Harmse had told people he was not a Christian, because God was not apparent in his life. Instead, he spoke about demonology.
But the friend was often in Harmse's room, and never saw any signs of Satanism.
"All that was in his room were his swords, neatly (placed) on the walls," he said.
According to the friend, Harmse bought one set of swords himself, his parents bought him another, and he made or repaired others.
After hearing that police yesterday found spell books, ouija boards and "lots of pentagrams" in Harmse's room - described by officers as "disturbing elements of Satanism" - he said he realised his friend had been involved in something far more sinister than he'd ever suspected.
In the last few weeks, the boys had become interested in the band Slipknot, and Harmse started making masks resembling those worn by the band members.
The friend said each mask had a personality. Some embodied "rape, murder or child abuse".
The one he wore on the day of the attacks, brown with dreadlocks, was called the "maggot mask".
He had another two in his bag - a clown mask bought at the Hollywood costume store, the other a hand-made papier mache one with holes drilled into it and an empty deodorant can as a gas filter at the mouth. It was painted black with red tribal marks.
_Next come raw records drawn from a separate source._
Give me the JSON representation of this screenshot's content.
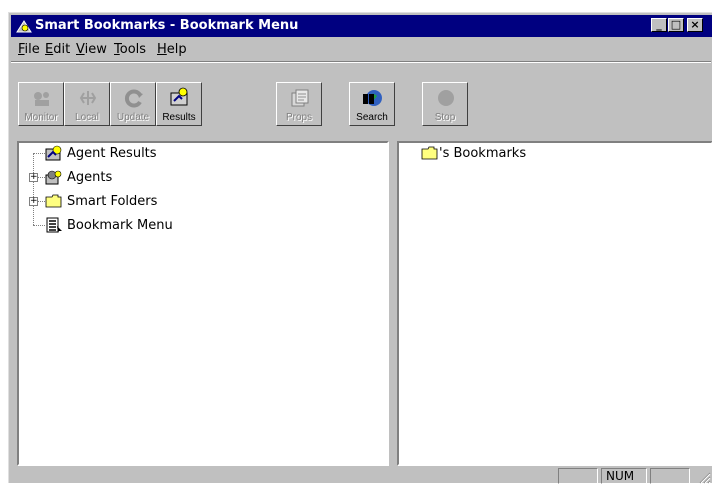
{
  "window": {
    "title": "Smart Bookmarks - Bookmark Menu"
  },
  "menu": [
    {
      "label": "File",
      "key": "F",
      "rest": "ile"
    },
    {
      "label": "Edit",
      "key": "E",
      "rest": "dit"
    },
    {
      "label": "View",
      "key": "V",
      "rest": "iew"
    },
    {
      "label": "Tools",
      "key": "T",
      "rest": "ools"
    },
    {
      "label": "Help",
      "key": "H",
      "rest": "elp"
    }
  ],
  "toolbar": {
    "monitor": "Monitor",
    "local": "Local",
    "update": "Update",
    "results": "Results",
    "props": "Props",
    "search": "Search",
    "stop": "Stop"
  },
  "tree": {
    "agent_results": "Agent Results",
    "agents": "Agents",
    "smart_folders": "Smart Folders",
    "bookmark_menu": "Bookmark Menu"
  },
  "right_pane": {
    "item": "'s Bookmarks"
  },
  "status": {
    "num": "NUM"
  }
}
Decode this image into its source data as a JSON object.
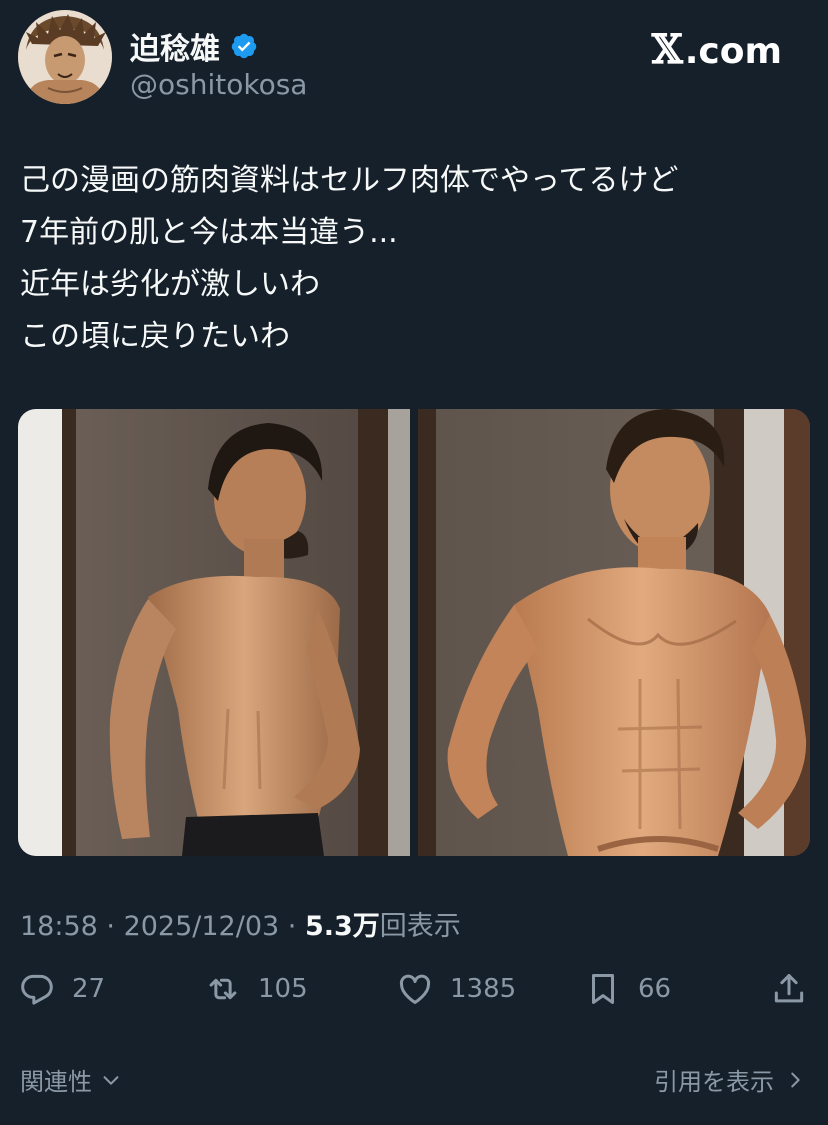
{
  "author": {
    "display_name": "迫稔雄",
    "handle": "@oshitokosa",
    "verified": true
  },
  "brand": {
    "logo": "𝕏",
    "domain": ".com"
  },
  "tweet": {
    "lines": [
      "己の漫画の筋肉資料はセルフ肉体でやってるけど",
      "7年前の肌と今は本当違う...",
      "近年は劣化が激しいわ",
      "この頃に戻りたいわ"
    ]
  },
  "meta": {
    "time": "18:58",
    "separator": " · ",
    "date": "2025/12/03",
    "views_count": "5.3万",
    "views_label": "回表示"
  },
  "actions": {
    "replies": "27",
    "reposts": "105",
    "likes": "1385",
    "bookmarks": "66"
  },
  "footer": {
    "related_label": "関連性",
    "quotes_label": "引用を表示"
  },
  "colors": {
    "background": "#15202b",
    "text": "#f7f9f9",
    "muted": "#8b98a5",
    "verified": "#1d9bf0"
  },
  "icons": {
    "verified": "verified-badge-icon",
    "reply": "speech-bubble-icon",
    "repost": "repost-arrows-icon",
    "like": "heart-icon",
    "bookmark": "bookmark-icon",
    "share": "share-upload-icon",
    "related_chevron": "chevron-down-icon",
    "quotes_chevron": "chevron-right-icon"
  }
}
His hobby caught on with his friends, who even wore their masks to civvies' days.
On Monday morning, Harmse packed three masks into his schoolbag, and took three swords.
At about 7.10am, the friend was walking to assembly when someone ran up to him and said: "Go bliksem (hit) Morne, he's not right."
Harmse already had on the brown mask with black dreadlocks - like the one worn by Slipknot's lead singer - and was smearing himself with black paint.
Some kids, thinking it was a joke, were taking photos.
"He was speaking about how he was going to kill people when the bell rang. We tried to talk him out of it, but he didn't want to listen," said the friend.
"I realised he was holding a bomb. One of the threads of the bomb came loose. He said: 'It's going to go off.' I took it out of his hands and threw it away.
"I fetched his school bag and saw the other masks. He grabbed one and said: 'Come on, join me and we'll all be part of it. Now we go on with the masquerade'."
Another boy put on a mask and took a sword. According to the friend, it was an attempt to reason with Harmse.
Police arrested the boy that afternoon.
He was due to appear alongside Harmse in court on Wednesday.
"Do you want to see something cool?" Harmse asked his friend.
The friend jerked away and the sword swung. After the blade had completed its arc, Pretorius lay in a pool of blood.
Someone shouted: "Run! He's mad!"
The friend ran to the school office to get help. He didn't see Harmse continue his rampage, which left another pupil and two groundsmen injured. All three have been discharged from hospital.
Eventually, Harmse sat down on a brick wall and stuck his sword into the ground.
His friend said Harmse was laughing. "I killed three people, didn't I?" he asked him.
"No, you struck four," said someone else.
"Even then he laughed," remembered the friend.
Harmse had been known to do a lot of drugs said the friend, but had been clean the whole weekend.
"Ninjas fascinated him and he wanted to be a ninja." He practised running on walls, climbing roofs, and once even fell out a tree.
The thing that amazed his friend is how strong Harmse appeared. The swords are heavy and need two hands to be swung. On Monday, Harmse swung it with ease.
"The blades were also blunt, so you must know the strength that he cut at the poor boy's throat."
A loner, Harmse enjoyed drawing and hadn't had a girlfriend since junior school.
The friend said he doesn't know how to react when next he sees Harmse.
"I want to forgive him, but I don't know if I can ever trust him. I was scared of him," he said.